Troubled Waters
by Guest Contributor Cheryl Lynn, originally published at Digital Femme
Frank Ocean publicly addressed his sexuality recently, with the same deftness, eloquence, and gentleness that is evident in the manner he approaches his music. I was elated at his announcement and at the warm reception he received. I was glad to see that another young man had the strength of character and the purity of spirit to share his true self with the world and to show that queer men of color have been a part of our community and have contributed immensely to our culture. However, I was also pleased for more selfish reasons. I had hoped that if the straight and straight-identified men of hip-hop could openly love and embrace the black men who resided in their hearts and their minds and their beds, that perhaps they could embrace the black women who inhabited those same regions as well. My hopes have been dashed, for I realize that the hatred of black women is so profitable and pervasive and has such a tenacious hold on mainstream hip hop that the men of power and/or influence in hip hop would likely extinguish the culture entirely before relinquishing it.
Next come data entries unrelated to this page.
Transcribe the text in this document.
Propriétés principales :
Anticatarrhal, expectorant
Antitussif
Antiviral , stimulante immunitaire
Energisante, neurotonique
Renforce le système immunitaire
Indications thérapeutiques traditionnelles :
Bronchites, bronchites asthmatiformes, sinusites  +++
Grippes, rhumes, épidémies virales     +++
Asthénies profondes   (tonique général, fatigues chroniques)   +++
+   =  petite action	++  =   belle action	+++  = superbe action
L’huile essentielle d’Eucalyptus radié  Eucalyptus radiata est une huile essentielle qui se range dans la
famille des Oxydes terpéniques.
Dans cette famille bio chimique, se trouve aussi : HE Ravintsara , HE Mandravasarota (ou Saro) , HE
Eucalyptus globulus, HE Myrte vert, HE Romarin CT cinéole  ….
And yet, strangely, due it its current ubiquitousness, hatred of black women is not a tenet of hip-hop, is not necessary for hip-hop to thrive, nor was it present at its birth. Though the arena was dominated by men, women were given a clear voice in the genre via ladies such as Roxanne Shanté. Hip hop in its earliest days was an even field where men and women of color could have an open dialogue—one that was teasing and playful. The words of black women were considered and sought for inclusion. Black women were not depicted as a monolith and had multiple roles available to them—sister, wife, and lover; trophy, thief, and soldier; adversary and confidant. No, not all of these roles were beneficial. However, there was diversity and choice. That choice is long gone, quietly usurped during the late nineties and aughts with the onset of the commercialization of gangsta rap and its permeation of hip-hop.
The misogyny directed towards black women in gangsta rap was a curious thing rooted directly in America’s racist history. There are black men everywhere, in numerous countries, counties, and cities. And in all you could find black men who struggle against deprivation and violence. And yet it is in America where the hatred, debasement, and ridicule of black women in particular were originally forged in song for relief and release. And America, which has culture as its chief export, packages this hatred and ships it, spreading the cancer that is our unique brand of racism to all regions of Gaia’s womb—from Compton to Krakow to Conakry.
Vast, multinational empires have been built, powered by the engine of a small number of young black boys coming of age sans the guidance, education, and environment required to become men. Lacking a father, uncle, grandfather, guardian, or mentor of worth to define what masculinity is, it is easy to fall prey to the binary doctrine of what is male being classified as that which is decidedly not “female”—not nurturing, not dependable, not emotional, not loving. To secure one’s masculinity one must reject these ideals; one must degrade them and the source from which they are purported to originate—black women.